Conservative skepticism on this issue goes beyond just substantive policy disagreement. Many of us just can’t get over the obvious hypocrisy. While we might not be well versed on the specific dangers of cow flatulence, we certainly know cow excrement when we see it. If climate change is such an existential crisis, why are celebrity environmentalist activists flying around the world on private jets? If the oceans are set to rise dramatically and imminently, why did the Obamas spend $11.75 million on an oceanfront mansion at Martha’s Vineyard? Why is the Left so averse to nuclear energy, which could solve the emission problem overnight?

Forgive us for falling prey to common sense. Perhaps this is less about solving climate change and more about punishing America.

But if we did want to embrace a bipartisan approach to combating climate change, one that even conservatives such as myself might support, maybe we could borrow some ideas from Trump’s approach to trade policy. Any U.S. climate change policy must ensure that other countries do their part to reduce their own carbon emissions. Why not make China pay its fair share by enacting tariffs that kick in for carbon-intensive products?

Trump understood that working-class people were getting a raw deal from free trade agreements such as NAFTA. He recognized that the so-called “experts” in Washington who sang the praises of free trade were completely out of tune. Sure, gross domestic product increased, but at what cost? For decades, middle America watched Wall Street billionaires celebrate their gains while millions of good-paying jobs were shipped overseas. Thousands of previously vibrant towns were completely devastated.

Trump had a more inclusive definition of success, one that went beyond the skin-deep economic metrics of the past. To begin the process of rebuilding, Trump embraced a “Make America Great Again” agenda that included tariffs on countries such as China. While many Republicans and Democrats in Washington, D.C., balked at this, Trump insisted that tariffs would address our trade imbalance and help bring back quality jobs long term by forcing our adversaries to stop cheating the public and pay us what they owe.

Unfortunately, President Joe Biden has largely abandoned that agenda, instead favoring the whims of multinational corporations and radical left-wing activists. But two Democrats seem to get it. Sen. Chris Coons of Delaware and Rep. Scott Peters of California have proposed a “border carbon adjustment” tariff that would bring in somewhere between $5 billion and $16 billion annually.

The tariff would tax carbon-intensive imports such as petroleum, coal, aluminum, steel, iron, and cement, leveling the playing field for producers. Coons and Peters have hinted that the tariff could be expanded later to include more carbon-intensive products. This is important because China benefits enormously from its weaker environmental standards, allowing it to send cheap products to the U.S. at the cost of our manufacturers, our workers, and, if you buy into the climate change mania, our environment. Enacting a border carbon adjustment tariff would immediately put U.S. producers at an advantage over their foreign competitors.

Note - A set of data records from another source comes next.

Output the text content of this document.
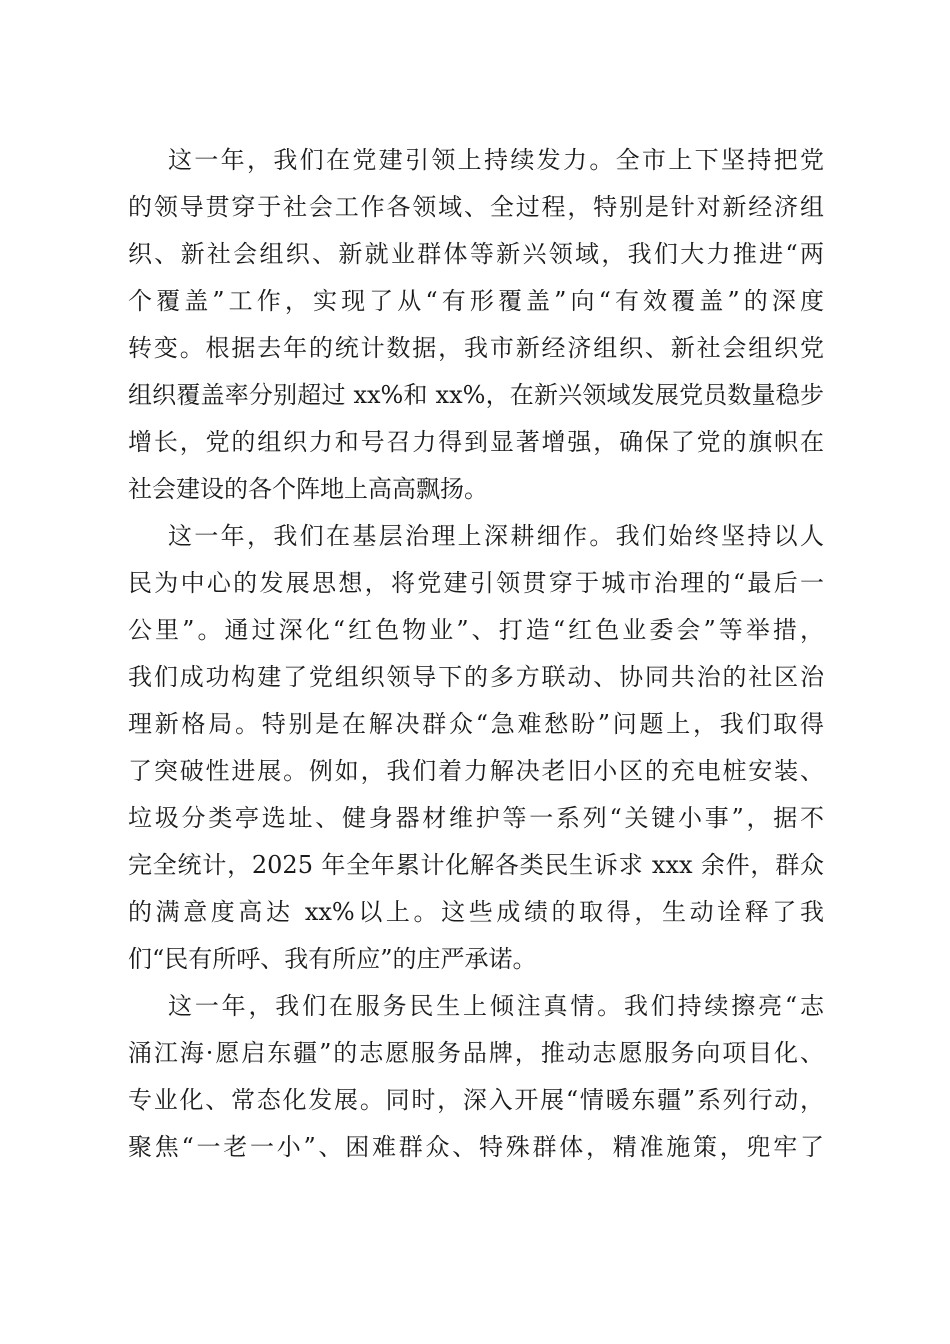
这一年，我们在党建引领上持续发力。全市上下坚持把党
的领导贯穿于社会工作各领域、全过程，特别是针对新经济组
织、新社会组织、新就业群体等新兴领域，我们大力推进“两
个覆盖”工作，实现了从“有形覆盖”向“有效覆盖”的深度
转变。根据去年的统计数据，我市新经济组织、新社会组织党
组织覆盖率分别超过 xx%和 xx%，在新兴领域发展党员数量稳步
增长，党的组织力和号召力得到显著增强，确保了党的旗帜在
社会建设的各个阵地上高高飘扬。

这一年，我们在基层治理上深耕细作。我们始终坚持以人
民为中心的发展思想，将党建引领贯穿于城市治理的“最后一
公里”。通过深化“红色物业”、打造“红色业委会”等举措，
我们成功构建了党组织领导下的多方联动、协同共治的社区治
理新格局。特别是在解决群众“急难愁盼”问题上，我们取得
了突破性进展。例如，我们着力解决老旧小区的充电桩安装、
垃圾分类亭选址、健身器材维护等一系列“关键小事”，据不
完全统计，2025 年全年累计化解各类民生诉求 xxx 余件，群众
的满意度高达 xx%以上。这些成绩的取得，生动诠释了我
们“民有所呼、我有所应”的庄严承诺。

这一年，我们在服务民生上倾注真情。我们持续擦亮“志
涌江海·愿启东疆”的志愿服务品牌，推动志愿服务向项目化、
专业化、常态化发展。同时，深入开展“情暖东疆”系列行动，
聚焦“一老一小”、困难群众、特殊群体，精准施策，兜牢了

Truthfully, I’m not convinced that we are going to be able to change the weather in a meaningful way. But if we’re going to try, we might as well embrace a “Make America Great Again” agenda at the same time. Right now, America is handicapping itself with climate policies and letting adversaries such as China enrich themselves at our expense. By not holding our adversaries accountable for their emissions, we are effectively subsidizing them and helping them destroy us. By charging imports for their emissions, we can turn the tables on China and start shifting production and investment back to the U.S.